Was passiert, wenn ich dann nicht da bin?

Bei Abwesenheit können Sie uns den Zählerstand selbst mitteilen (nur bei ONG-Zähler). Diesen können Sie uns auf unser Homepage unter dem Menüpunkt „Zählerstanderfassung“, per Fax unter (0661) 1214-98 oder schriftlich mitteilen. 

Zählergebühren
Was muss ich für einen Zähler von der OsthessenNetz GmbH zahlen?

Es werden jährlich z. Z. für die Messung (einschließlich Messstellenbetrieb) 17,82 € (netto), für die Abrechnung 12,00 € (netto), zusammen 29,82 € (netto), in Rechnung gestellt. Darin sind u. a. die Bearbeitung der monatlichen Abschlagsauszahlungen und die jährliche mengenscharfe Abrechnung für einen Eintarifzähler ohne Wandler enthalten. Die Gebühren richten sich nach dem jeweils gültigen Preisblatt für Netzdienstleistungen.
(siehe Netzzugang/Entgelte - Netzentgelte

Wie hoch sind die Gebühren, wenn ich mir mit mehreren Betreibern einen Zähler von der OsthessenNetz GmbH teile?
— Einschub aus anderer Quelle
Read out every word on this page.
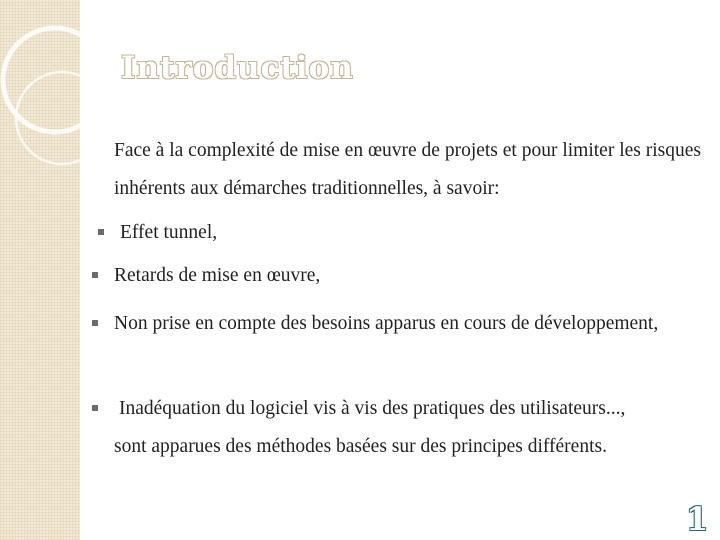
Introduction

Face à la complexité de mise en œuvre de projets et pour limiter les risques inhérents aux démarches traditionnelles, à savoir:

Effet tunnel,
Retards de mise en œuvre,
Non prise en compte des besoins apparus en cours de développement,
Inadéquation du logiciel vis à vis des pratiques des utilisateurs...,

sont apparues des méthodes basées sur des principes différents.

1
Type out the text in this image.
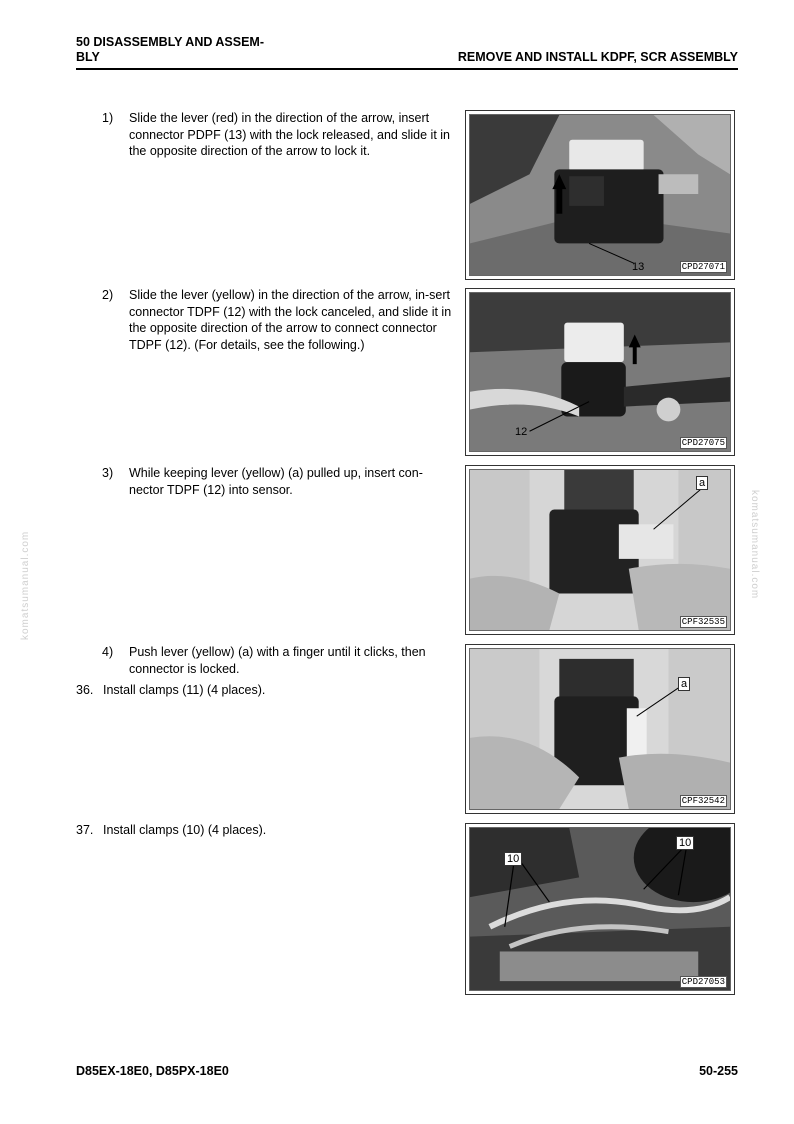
50 DISASSEMBLY AND ASSEM-
BLY	REMOVE AND INSTALL KDPF, SCR ASSEMBLY
komatsumanual.com	komatsumanual.com
1) Slide the lever (red) in the direction of the arrow, insert connector PDPF (13) with the lock released, and slide it in the opposite direction of the arrow to lock it.
13	CPD27071
2) Slide the lever (yellow) in the direction of the arrow, in-sert connector TDPF (12) with the lock canceled, and slide it in the opposite direction of the arrow to connect connector TDPF (12). (For details, see the following.)
12
CPD27075
3) While keeping lever (yellow) (a) pulled up, insert con-nector TDPF (12) into sensor.	a
CPF32535
4) Push lever (yellow) (a) with a finger until it clicks, then connector is locked.
36. Install clamps (11) (4 places).	a
CPF32542
37. Install clamps (10) (4 places).
10
10
CPD27053
D85EX-18E0, D85PX-18E0	50-255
Einem Anlagenbetreiber werden die Gebühren für Messung (einschließlich Messstellenbetrieb) in Höhe von z. Z. 17,82 € (netto) im Jahr in Rechnung gestellt. Die individuelle Abrechnung für jeden Betreiber kostet jeweils z. Z. 12,00 € (netto) im Jahr.

Gesetze und Verordnungen
Wo finde ich den Text des Erneuerbare-Energien-Gesetz (EEG), wo die Niederspannungsanschlussverordnung?
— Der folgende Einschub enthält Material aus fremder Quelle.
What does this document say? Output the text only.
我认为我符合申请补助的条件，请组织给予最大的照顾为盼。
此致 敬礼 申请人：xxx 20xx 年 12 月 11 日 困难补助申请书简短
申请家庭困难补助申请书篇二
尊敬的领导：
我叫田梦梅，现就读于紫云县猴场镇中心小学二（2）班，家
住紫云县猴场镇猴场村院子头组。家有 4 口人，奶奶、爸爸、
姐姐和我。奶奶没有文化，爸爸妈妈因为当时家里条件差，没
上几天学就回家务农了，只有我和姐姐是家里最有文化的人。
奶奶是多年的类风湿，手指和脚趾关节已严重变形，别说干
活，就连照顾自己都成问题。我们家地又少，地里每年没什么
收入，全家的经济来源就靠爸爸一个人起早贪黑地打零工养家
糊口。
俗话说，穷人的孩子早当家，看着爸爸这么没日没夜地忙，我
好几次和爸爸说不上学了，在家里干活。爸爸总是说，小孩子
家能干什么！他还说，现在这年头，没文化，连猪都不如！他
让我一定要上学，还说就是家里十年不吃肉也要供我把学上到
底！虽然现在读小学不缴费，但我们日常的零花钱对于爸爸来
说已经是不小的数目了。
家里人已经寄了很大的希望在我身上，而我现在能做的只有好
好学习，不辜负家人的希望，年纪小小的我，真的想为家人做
Alle Gesetze und Verordnungen finden Sie z. B. im Internet in der Gesetzessammlung des Bundesministeriums der Justiz (http://bundesrecht.juris.de/). 

Anlagenausfall
Wie verhalte ich mich beim Ausfall meiner Anlage?

Sie sollten Sich umgehend bei der OsthessenNetz GmbH melden, damit die Abschlagszahlung gesenkt, bzw. ausgesetzt werden können, um eine Überzahlung zu vermeiden, die Sie zurückzahlen müssten.

Kontaktdaten
Wie kann ich das EEG-Team bei der OsthessenNetz GmbH erreichen?
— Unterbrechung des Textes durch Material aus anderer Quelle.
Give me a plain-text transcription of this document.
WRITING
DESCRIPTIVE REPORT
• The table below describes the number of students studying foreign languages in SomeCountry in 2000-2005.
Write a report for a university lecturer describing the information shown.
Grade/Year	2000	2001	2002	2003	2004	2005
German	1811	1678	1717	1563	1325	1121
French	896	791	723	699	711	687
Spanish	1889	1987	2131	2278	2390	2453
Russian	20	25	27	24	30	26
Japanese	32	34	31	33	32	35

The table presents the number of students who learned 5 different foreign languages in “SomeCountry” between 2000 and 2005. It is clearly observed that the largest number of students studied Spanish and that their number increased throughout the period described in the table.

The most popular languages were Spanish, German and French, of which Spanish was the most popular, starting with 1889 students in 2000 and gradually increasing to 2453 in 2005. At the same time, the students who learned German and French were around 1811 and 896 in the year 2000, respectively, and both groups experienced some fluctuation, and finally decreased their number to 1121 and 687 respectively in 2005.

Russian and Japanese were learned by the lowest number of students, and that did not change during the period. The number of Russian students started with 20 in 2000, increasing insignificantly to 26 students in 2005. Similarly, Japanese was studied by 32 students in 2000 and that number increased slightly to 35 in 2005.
Technik/Planung: Telefon: 0661 1214-55, Telefax: 0661 12-355
Abrechnung/Vertragswesen: Telefon: 0661 1214-41, Telefax: 0661 1214-98

Zählerstandsmeldungen: Im Service Center

E-Mail: einspeiser@osthessennetz.de

Wärmemengenmeldungen bei Biomasseanlagen: waermemenge@osthessennetz.de.

Die hier gemachten Aussagen sind unverbindlich. Die genannten Preise können sich entsprechend der zugrundeliegenden durch die Bundesnetzagentur zu genehmigenden Preisblättern auch rückwirkend ändern.